In remarks thanking Fallon for his service, Gates made no mention of Iran but praised Fallon as skilled and energetic, and said his work has shown tangible results in Iraq and Afghanistan. Fallon, who flew combat missions in Vietnam under the call sign "Fox," is retiring in May with the unusual distinction of having held four four-star positions, including chief of U.S. Pacific Command.
"When I recommended Admiral Fallon for this position, I told the president that the nation would benefit from one of the military's most experienced officers and one of its best strategic minds in one of the world's most complex regions," Gates said at the sun-splashed ceremony with an enormous American flag and a glistening Tampa Bay at his back.
"I had to work really hard to persuade "Fox" to take this job. ... (He) even worried that he was too old to start fresh a new command. Since I'm older than he is, that didn't cut much ice. But Admiral Fallon tackled this role with unparalleled energy, insights, ideas and diplomatic skills."
Gates is 64; Fallon, 63.
Adm. Michael Mullen, the chairman of the Joint Chiefs of Staff, called Fallon "a war fighter's war fighter" and a "tough act to follow."

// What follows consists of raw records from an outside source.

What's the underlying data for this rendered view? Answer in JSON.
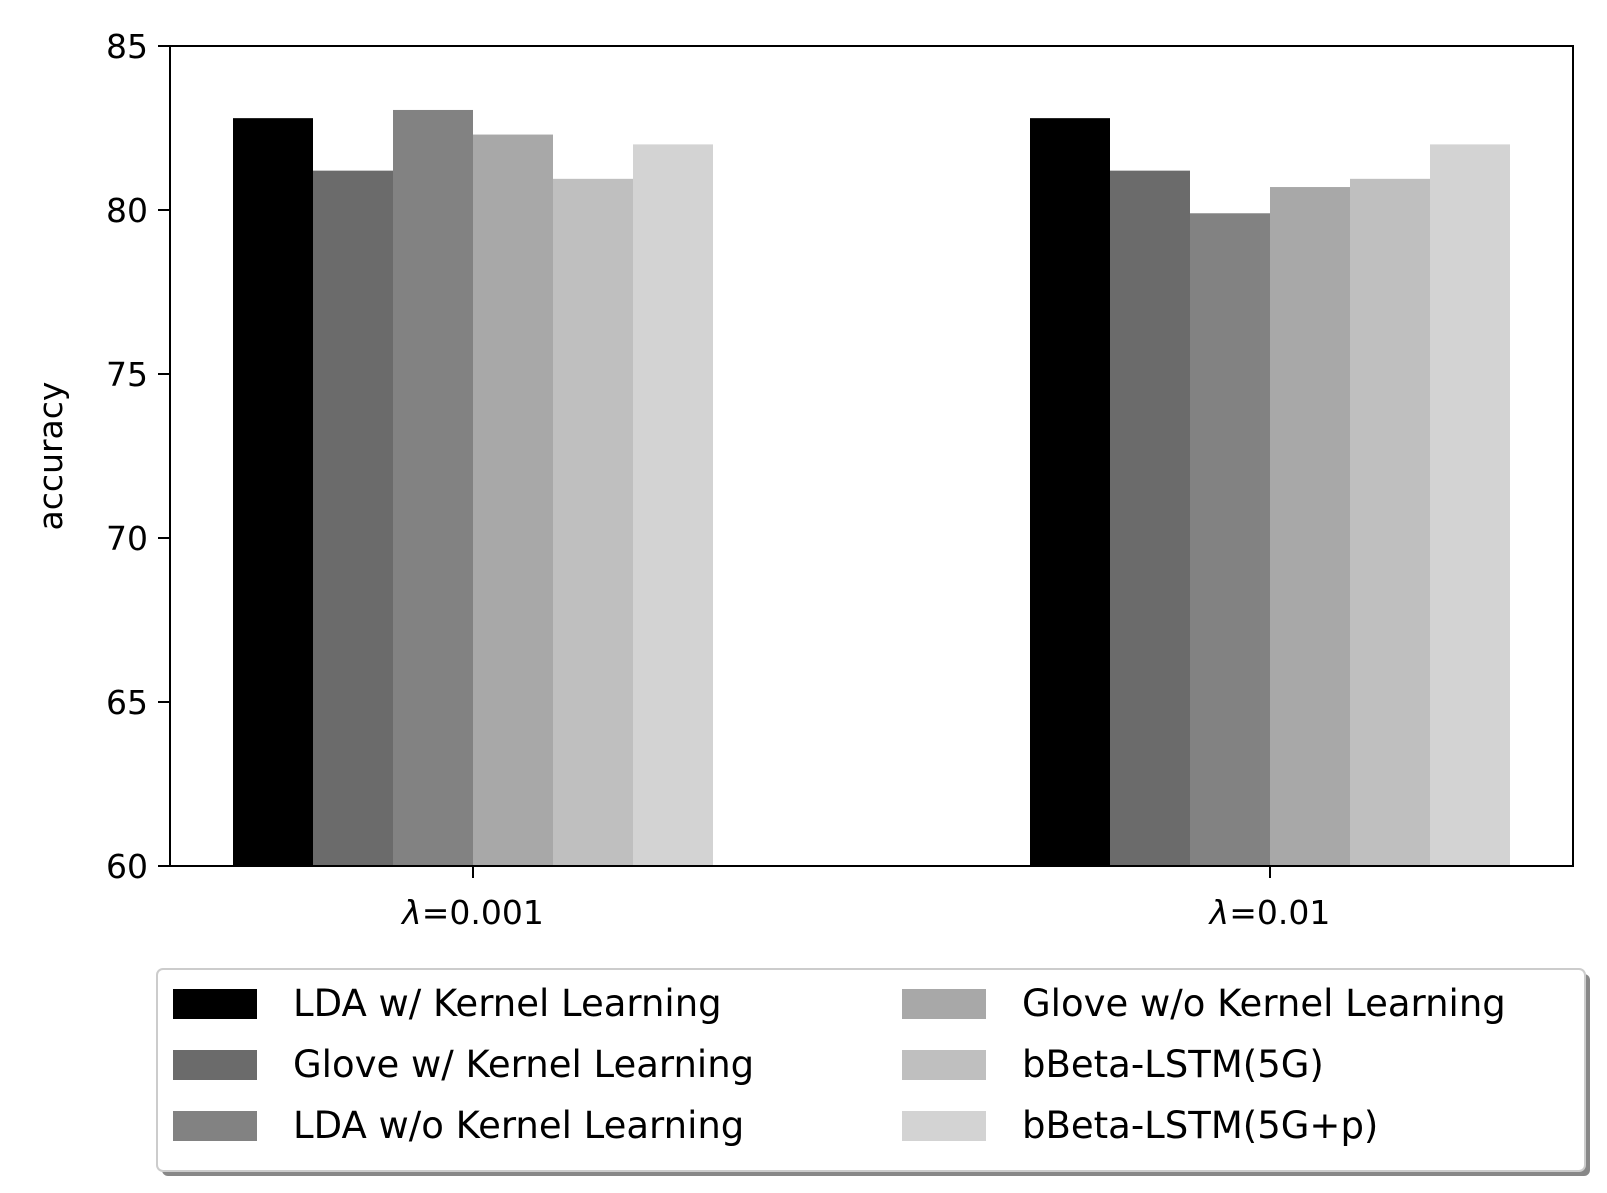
{
  "chart_data": {
    "type": "bar",
    "categories": [
      "λ=0.001",
      "λ=0.01"
    ],
    "category_labels": [
      {
        "symbol": "λ",
        "rest": "=0.001"
      },
      {
        "symbol": "λ",
        "rest": "=0.01"
      }
    ],
    "series": [
      {
        "name": "LDA w/ Kernel Learning",
        "values": [
          82.8,
          82.8
        ],
        "color": "#000000"
      },
      {
        "name": "Glove w/ Kernel Learning",
        "values": [
          81.2,
          81.2
        ],
        "color": "#6b6b6b"
      },
      {
        "name": "LDA w/o Kernel Learning",
        "values": [
          83.05,
          79.9
        ],
        "color": "#828282"
      },
      {
        "name": "Glove w/o Kernel Learning",
        "values": [
          82.3,
          80.7
        ],
        "color": "#a8a8a8"
      },
      {
        "name": "bBeta-LSTM(5G)",
        "values": [
          80.95,
          80.95
        ],
        "color": "#bfbfbf"
      },
      {
        "name": "bBeta-LSTM(5G+p)",
        "values": [
          82.0,
          82.0
        ],
        "color": "#d3d3d3"
      }
    ],
    "title": "",
    "xlabel": "",
    "ylabel": "accuracy",
    "ylim": [
      60,
      85
    ],
    "yticks": [
      "60",
      "65",
      "70",
      "75",
      "80",
      "85"
    ],
    "grid": false,
    "legend_position": "bottom"
  }
}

Fallon was the first Navy officer to head Central Command since it was created in 1983. It typically has been commanded by an Army general — John Abizaid prior to Fallon, and Tommy Franks before Abizaid, although Marine generals also have held the post.

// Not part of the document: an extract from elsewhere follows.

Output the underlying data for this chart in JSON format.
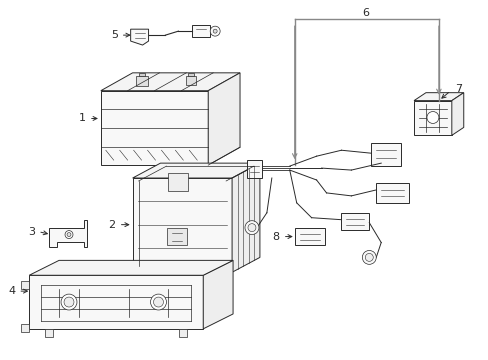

One of Fallon's final acts was to advise Bush and Gates on how to proceed in Iraq after July, when the last of the troop reinforcements that Bush ordered in 2007 are to have returned home. At points during his 13 months in charge at Central Command, Fallon was perceived as being at odds with Petraeus over how soon to end the troop surge.
Fallon made no reference to why he was leaving. He thanked and praised Bush, Gates and singled out Petraeus, calling him a "brilliant officer."
"He's the principal instrument of success" in Iraq, Fallon said.
The retiring Centcom chief devoted much of his farewell speech, however, to recalling the individual soldiers, Marines, sailors and airmen he met on the front lines of combat in Iraq and Afghanistan, saying they are the real reason for the U.S. military's strength.
Bush is not expected to nominate a successor to Fallon until after Petraeus reports to Congress April 8-9 on his assessment of conditions in Iraq and his recommendations for how to proceed.
It is possible that Dempsey could get the job, but there are several other candidates, including Petraeus.
Dempsey knows Iraq well but has not served in Afghanistan. He earned high marks as commander of the 1st Armored Division in Iraq in 2003-2004. For nearly two years prior to taking the Central Command job he served in Baghdad as head of the command that is training and equipping Iraqi security forces.
In addition to his years in Iraq, Dempsey headed a U.S. program in Saudi Arabia to modernize the kingdom's National Guard, which is an elite force designed to protect the royal family, from September 2001 to June 2003.
Dempsey graduated from the U.S. Military Academy at West Point and attended the National War College in 1995-1996.